'Mad Max: Fury Road' Director George Miller Suing Warner Bros. for $7M Bonus

The dispute will be litigated in Australia after Warner Bros. lost an argument about how it should be arbitrated in California.
Courtesy of Warner Bros.
'Mad Max: Fury Road' (2015)

Warner Bros. finds itself stuck in an Australian court in a lawsuit filed by director George Miller over Mad Max: Fury Road, the celebrated 2015 film that grossed more than $375 million worldwide.

Miller's loan-out company alleges that its deal for the movie provided a $7 million bonus if the final net cost of Mad Max: Fury Road didn't surpass $157 million. Miller is demanding payment, but by Warners' calculation, the film went over budget. Miller rejects this proposition, blaming a series of decisions which he alleges caused substantial changes and delays to the film. He asserts that Warner Bros. shouldn't take those costs into account. Plus, he is testing a provision under Australian consumer law for Warners' alleged misleading and deceptive conduct in making a deal without informing Miller how added costs would factor into budget calculations.

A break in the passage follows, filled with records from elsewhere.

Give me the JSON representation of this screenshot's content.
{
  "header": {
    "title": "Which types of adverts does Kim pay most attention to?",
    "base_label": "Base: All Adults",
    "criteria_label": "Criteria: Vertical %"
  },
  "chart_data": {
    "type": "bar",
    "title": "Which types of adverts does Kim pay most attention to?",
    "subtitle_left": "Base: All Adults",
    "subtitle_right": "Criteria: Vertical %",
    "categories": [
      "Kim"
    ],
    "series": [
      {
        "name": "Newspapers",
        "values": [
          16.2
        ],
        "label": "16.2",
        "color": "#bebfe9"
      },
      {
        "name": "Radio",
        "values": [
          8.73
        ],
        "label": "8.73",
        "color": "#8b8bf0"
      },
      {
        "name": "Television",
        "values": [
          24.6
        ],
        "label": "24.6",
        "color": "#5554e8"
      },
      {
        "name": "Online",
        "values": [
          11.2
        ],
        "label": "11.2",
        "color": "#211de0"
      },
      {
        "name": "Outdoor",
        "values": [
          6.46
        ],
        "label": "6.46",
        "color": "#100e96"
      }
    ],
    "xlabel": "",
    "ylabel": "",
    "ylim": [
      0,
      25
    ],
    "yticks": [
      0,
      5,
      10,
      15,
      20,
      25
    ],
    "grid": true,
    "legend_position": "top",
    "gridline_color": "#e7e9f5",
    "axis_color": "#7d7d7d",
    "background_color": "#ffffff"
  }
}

Additionally, Miller is also claiming that Warner Bros. breached a provision of the contract that provided that if a co-financier was sought, Miller's company would have first opportunity to provide financing on terms comparable to similar financing deals. Warners made a deal with Ratpac Entertainment — a company co-owned by Brett Ratner and, at the time, future Treasury Secretary Steve Mnuchin — allegedly without extending an offer to Miller's company.

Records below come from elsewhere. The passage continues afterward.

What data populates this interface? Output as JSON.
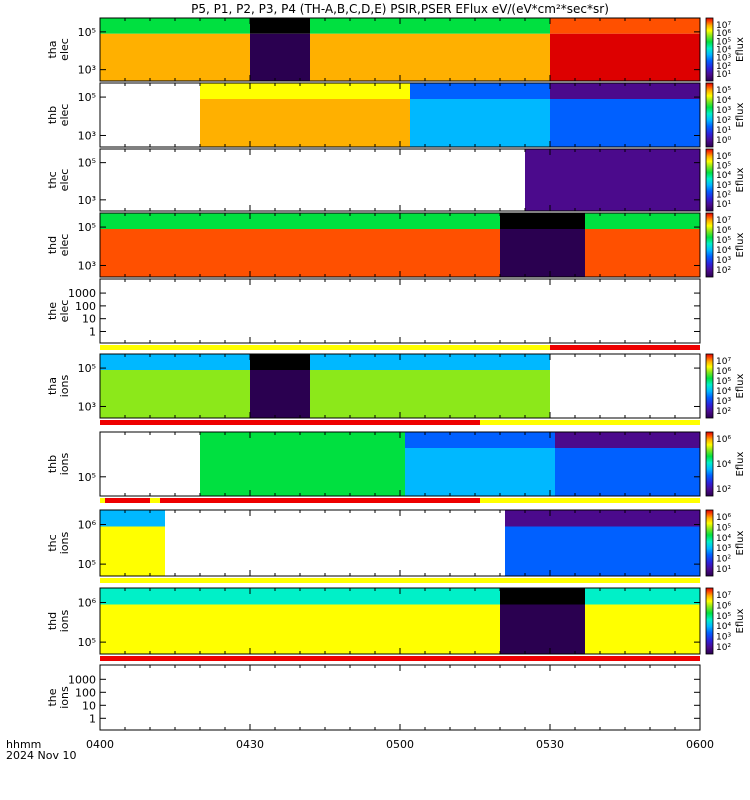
{
  "title": "P5, P1, P2, P3, P4 (TH-A,B,C,D,E) PSIR,PSER EFlux eV/(eV*cm²*sec*sr)",
  "time_label": {
    "line1": "hhmm",
    "line2": "2024 Nov 10"
  },
  "colorbar_label": "Eflux",
  "colors": {
    "no_data": "#ffffff",
    "flag_yellow": "#ffff00",
    "flag_red": "#ee0000",
    "scale": [
      "#000000",
      "#2a0050",
      "#4b0a8c",
      "#2e1fd8",
      "#0060ff",
      "#00b8ff",
      "#00f0c8",
      "#00e040",
      "#8ce81a",
      "#ffff00",
      "#ffb000",
      "#ff5000",
      "#dd0000"
    ]
  },
  "chart_data": {
    "type": "heatmap",
    "x_axis": {
      "ticks": [
        "0400",
        "0430",
        "0500",
        "0530",
        "0600"
      ],
      "range": [
        "04:00",
        "06:00"
      ]
    },
    "panels": [
      {
        "id": "tha_elec",
        "probe": "tha",
        "species": "elec",
        "ylabel": [
          "tha",
          "elec"
        ],
        "yscale": "log",
        "yticks": [
          "10⁵",
          "10³"
        ],
        "colorbar_ticks": [
          "10⁷",
          "10⁶",
          "10⁵",
          "10⁴",
          "10³",
          "10²",
          "10¹"
        ],
        "has_colorbar": true,
        "segments": [
          {
            "from": "04:00",
            "to": "04:30",
            "level_top": 0.55,
            "level_band": 0.85
          },
          {
            "from": "04:30",
            "to": "04:42",
            "level_top": 0.02,
            "level_band": 0.05
          },
          {
            "from": "04:42",
            "to": "05:30",
            "level_top": 0.55,
            "level_band": 0.85
          },
          {
            "from": "05:30",
            "to": "06:00",
            "level_top": 0.95,
            "level_band": 1.0
          }
        ],
        "flag": null
      },
      {
        "id": "thb_elec",
        "probe": "thb",
        "species": "elec",
        "ylabel": [
          "thb",
          "elec"
        ],
        "yscale": "log",
        "yticks": [
          "10⁵",
          "10³"
        ],
        "colorbar_ticks": [
          "10⁵",
          "10⁴",
          "10³",
          "10²",
          "10¹",
          "10⁰"
        ],
        "has_colorbar": true,
        "segments": [
          {
            "from": "04:20",
            "to": "05:02",
            "level_top": 0.75,
            "level_band": 0.8
          },
          {
            "from": "05:02",
            "to": "05:30",
            "level_top": 0.3,
            "level_band": 0.45
          },
          {
            "from": "05:30",
            "to": "06:00",
            "level_top": 0.15,
            "level_band": 0.3
          }
        ],
        "flag": null
      },
      {
        "id": "thc_elec",
        "probe": "thc",
        "species": "elec",
        "ylabel": [
          "thc",
          "elec"
        ],
        "yscale": "log",
        "yticks": [
          "10⁵",
          "10³"
        ],
        "colorbar_ticks": [
          "10⁶",
          "10⁵",
          "10⁴",
          "10³",
          "10²",
          "10¹"
        ],
        "has_colorbar": true,
        "segments": [
          {
            "from": "05:25",
            "to": "06:00",
            "level_top": 0.15,
            "level_band": 0.2
          }
        ],
        "flag": null
      },
      {
        "id": "thd_elec",
        "probe": "thd",
        "species": "elec",
        "ylabel": [
          "thd",
          "elec"
        ],
        "yscale": "log",
        "yticks": [
          "10⁵",
          "10³"
        ],
        "colorbar_ticks": [
          "10⁷",
          "10⁶",
          "10⁵",
          "10⁴",
          "10³",
          "10²"
        ],
        "has_colorbar": true,
        "segments": [
          {
            "from": "04:00",
            "to": "05:20",
            "level_top": 0.6,
            "level_band": 0.92
          },
          {
            "from": "05:20",
            "to": "05:37",
            "level_top": 0.02,
            "level_band": 0.05
          },
          {
            "from": "05:37",
            "to": "06:00",
            "level_top": 0.6,
            "level_band": 0.92
          }
        ],
        "flag": null
      },
      {
        "id": "the_elec",
        "probe": "the",
        "species": "elec",
        "ylabel": [
          "the",
          "elec"
        ],
        "yscale": "log",
        "yticks": [
          "1000",
          "100",
          "10",
          "1"
        ],
        "colorbar_ticks": [],
        "has_colorbar": false,
        "segments": [],
        "flag": [
          {
            "from": "04:00",
            "to": "05:30",
            "color": "yellow"
          },
          {
            "from": "05:30",
            "to": "06:00",
            "color": "red"
          }
        ]
      },
      {
        "id": "tha_ions",
        "probe": "tha",
        "species": "ions",
        "ylabel": [
          "tha",
          "ions"
        ],
        "yscale": "log",
        "yticks": [
          "10⁵",
          "10³"
        ],
        "colorbar_ticks": [
          "10⁷",
          "10⁶",
          "10⁵",
          "10⁴",
          "10³",
          "10²"
        ],
        "has_colorbar": true,
        "segments": [
          {
            "from": "04:00",
            "to": "04:30",
            "level_top": 0.45,
            "level_band": 0.7
          },
          {
            "from": "04:30",
            "to": "04:42",
            "level_top": 0.02,
            "level_band": 0.05
          },
          {
            "from": "04:42",
            "to": "05:30",
            "level_top": 0.45,
            "level_band": 0.7
          }
        ],
        "flag": [
          {
            "from": "04:00",
            "to": "05:16",
            "color": "red"
          },
          {
            "from": "05:16",
            "to": "06:00",
            "color": "yellow"
          }
        ]
      },
      {
        "id": "thb_ions",
        "probe": "thb",
        "species": "ions",
        "ylabel": [
          "thb",
          "ions"
        ],
        "yscale": "log",
        "yticks": [
          "10⁵"
        ],
        "colorbar_ticks": [
          "10⁶",
          "10⁴",
          "10²"
        ],
        "has_colorbar": true,
        "segments": [
          {
            "from": "04:20",
            "to": "05:01",
            "level_top": 0.55,
            "level_band": 0.6
          },
          {
            "from": "05:01",
            "to": "05:31",
            "level_top": 0.3,
            "level_band": 0.4
          },
          {
            "from": "05:31",
            "to": "06:00",
            "level_top": 0.15,
            "level_band": 0.3
          }
        ],
        "flag": [
          {
            "from": "04:00",
            "to": "04:01",
            "color": "yellow"
          },
          {
            "from": "04:01",
            "to": "04:10",
            "color": "red"
          },
          {
            "from": "04:10",
            "to": "04:12",
            "color": "yellow"
          },
          {
            "from": "04:12",
            "to": "05:16",
            "color": "red"
          },
          {
            "from": "05:16",
            "to": "06:00",
            "color": "yellow"
          }
        ]
      },
      {
        "id": "thc_ions",
        "probe": "thc",
        "species": "ions",
        "ylabel": [
          "thc",
          "ions"
        ],
        "yscale": "log",
        "yticks": [
          "10⁶",
          "10⁵"
        ],
        "colorbar_ticks": [
          "10⁶",
          "10⁵",
          "10⁴",
          "10³",
          "10²",
          "10¹"
        ],
        "has_colorbar": true,
        "segments": [
          {
            "from": "04:00",
            "to": "04:13",
            "level_top": 0.45,
            "level_band": 0.75
          },
          {
            "from": "05:21",
            "to": "06:00",
            "level_top": 0.15,
            "level_band": 0.35
          }
        ],
        "flag": [
          {
            "from": "04:00",
            "to": "06:00",
            "color": "yellow"
          }
        ]
      },
      {
        "id": "thd_ions",
        "probe": "thd",
        "species": "ions",
        "ylabel": [
          "thd",
          "ions"
        ],
        "yscale": "log",
        "yticks": [
          "10⁶",
          "10⁵"
        ],
        "colorbar_ticks": [
          "10⁷",
          "10⁶",
          "10⁵",
          "10⁴",
          "10³",
          "10²"
        ],
        "has_colorbar": true,
        "segments": [
          {
            "from": "04:00",
            "to": "05:20",
            "level_top": 0.5,
            "level_band": 0.72
          },
          {
            "from": "05:20",
            "to": "05:37",
            "level_top": 0.02,
            "level_band": 0.05
          },
          {
            "from": "05:37",
            "to": "06:00",
            "level_top": 0.5,
            "level_band": 0.72
          }
        ],
        "flag": [
          {
            "from": "04:00",
            "to": "06:00",
            "color": "red"
          }
        ]
      },
      {
        "id": "the_ions",
        "probe": "the",
        "species": "ions",
        "ylabel": [
          "the",
          "ions"
        ],
        "yscale": "log",
        "yticks": [
          "1000",
          "100",
          "10",
          "1"
        ],
        "colorbar_ticks": [],
        "has_colorbar": false,
        "segments": [],
        "flag": null
      }
    ]
  }
}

In response to the lawsuit, which was quietly filed in September, Warner Bros. stepped on the gas and attempted to drive the dispute out of Australia. On Thursday, the Supreme Court of New South Wales rejected Warner Bros.' application to refer the matter to arbitration in California.

Warners took the position that an arbitration clause incorporated into the letter agreement plus its standard terms for A-list directors and producers meant the parties were bound to arbitrate.

Miller argued his contract was with the Australian corporation, Warner Bros. Feature Productions Pty Ltd, not Warner Bros. Pictures. Further, he put forward that the contract was to be performed substantially in Australia, that one of his claims fell under a Commonwealth statute and the damage he suffered was in Australian jurisdiction.

The Supreme Court of New South Wales favors Miller's side. Here's the decision.

A Warners spokesperson responds, "We disagree and will vigorously defend against these claims."